Anonymous wrote:What does Harvard University do when faced with well-connected applicants — the children of mega-donors or other highly influential people — who have less-than-ideal SAT scores and GPAs?
The put them on the Z-List, according to a college admissions coach.
That means the students are advised to matriculate after taking a gap year, making them so-called “data ghosts” — meaning their lackluster academic statistics are not reported in the incoming freshman class.
That way Harvard doesn’t take a hit to its stellar academic averages — or institutional rankings.
“If Harvard doesn’t want the student hurting their US News and World Report ranking with their GPA and test scores, they admit them through the Z list,” Brian Taylor, managing partner of Manhattan-based college admissions firm Ivy Coach, told The Post. (While Harvard’s Law and Medical Schools both pulled out of US News and World Report’s college rankings, the university at large has not.)
“It often means that the student really doesn’t qualify for admission on their own.”
Although Harvard is the only school with a so-called “Z-List,” Taylor said other elite schools exploit similar loopholes to get students with inconvenient stats in the door.
The most common way is exploiting the transfer process.
Because US News and World Report doesn’t count transfer students’ statistics in their ranking calculations, some schools funnel in lower-performing students that way.
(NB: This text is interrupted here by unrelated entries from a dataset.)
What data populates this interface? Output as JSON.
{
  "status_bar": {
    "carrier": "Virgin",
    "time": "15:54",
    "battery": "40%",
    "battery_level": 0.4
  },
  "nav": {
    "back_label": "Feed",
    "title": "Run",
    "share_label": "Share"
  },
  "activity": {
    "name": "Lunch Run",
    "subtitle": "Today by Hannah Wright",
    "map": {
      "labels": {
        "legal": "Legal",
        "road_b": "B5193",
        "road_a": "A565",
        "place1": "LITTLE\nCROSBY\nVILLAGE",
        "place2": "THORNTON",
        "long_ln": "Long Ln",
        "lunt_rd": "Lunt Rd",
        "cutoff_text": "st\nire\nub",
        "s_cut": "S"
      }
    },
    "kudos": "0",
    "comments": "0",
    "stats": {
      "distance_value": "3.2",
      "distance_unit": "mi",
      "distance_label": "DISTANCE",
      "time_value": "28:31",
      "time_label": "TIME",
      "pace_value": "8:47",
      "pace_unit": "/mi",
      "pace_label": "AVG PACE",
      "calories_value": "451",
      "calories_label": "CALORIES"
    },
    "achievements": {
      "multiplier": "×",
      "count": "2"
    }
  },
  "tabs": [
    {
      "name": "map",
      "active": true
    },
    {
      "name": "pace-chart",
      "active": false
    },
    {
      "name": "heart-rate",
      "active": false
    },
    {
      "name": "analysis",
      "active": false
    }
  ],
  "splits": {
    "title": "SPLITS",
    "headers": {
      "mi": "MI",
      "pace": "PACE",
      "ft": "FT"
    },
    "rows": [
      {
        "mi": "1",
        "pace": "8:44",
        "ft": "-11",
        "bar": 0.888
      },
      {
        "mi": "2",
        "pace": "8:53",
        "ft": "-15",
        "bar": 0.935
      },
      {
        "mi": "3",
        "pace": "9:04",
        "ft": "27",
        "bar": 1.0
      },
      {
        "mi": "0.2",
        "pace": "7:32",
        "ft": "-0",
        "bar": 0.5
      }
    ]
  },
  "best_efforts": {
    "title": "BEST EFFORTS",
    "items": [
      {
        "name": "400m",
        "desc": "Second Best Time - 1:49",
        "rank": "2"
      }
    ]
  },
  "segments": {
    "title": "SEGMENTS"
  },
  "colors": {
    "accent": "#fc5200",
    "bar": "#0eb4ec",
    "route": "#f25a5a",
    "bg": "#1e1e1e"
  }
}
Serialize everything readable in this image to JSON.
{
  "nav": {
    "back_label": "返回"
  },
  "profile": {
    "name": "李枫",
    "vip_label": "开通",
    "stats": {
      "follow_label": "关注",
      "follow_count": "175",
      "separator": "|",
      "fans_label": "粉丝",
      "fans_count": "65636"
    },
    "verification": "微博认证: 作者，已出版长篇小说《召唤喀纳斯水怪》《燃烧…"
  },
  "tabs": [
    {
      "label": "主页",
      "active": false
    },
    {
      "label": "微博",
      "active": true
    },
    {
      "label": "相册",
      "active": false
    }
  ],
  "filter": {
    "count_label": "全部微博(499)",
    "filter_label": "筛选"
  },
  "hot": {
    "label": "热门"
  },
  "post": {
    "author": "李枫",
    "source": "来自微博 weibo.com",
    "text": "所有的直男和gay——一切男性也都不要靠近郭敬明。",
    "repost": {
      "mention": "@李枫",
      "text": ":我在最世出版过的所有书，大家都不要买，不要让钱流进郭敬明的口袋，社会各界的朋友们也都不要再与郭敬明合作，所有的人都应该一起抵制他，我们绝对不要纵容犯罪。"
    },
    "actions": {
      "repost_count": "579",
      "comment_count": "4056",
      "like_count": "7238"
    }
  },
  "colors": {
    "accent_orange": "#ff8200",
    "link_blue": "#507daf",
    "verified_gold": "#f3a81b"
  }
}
According to Taylor, Cornell exploits a “guaranteed transfer” system in which applicants with sub-par test scores or GPAs are told to do their freshman year of college elsewhere then re-apply.
If they maintain a certain grade point average during their freshman year — typically a B-average — they’re guaranteed admission to Cornell as a second-year transfer student.
“I don’t think it’s right that Cornell does that. It’s not fair to their peer institutions,” Taylor said.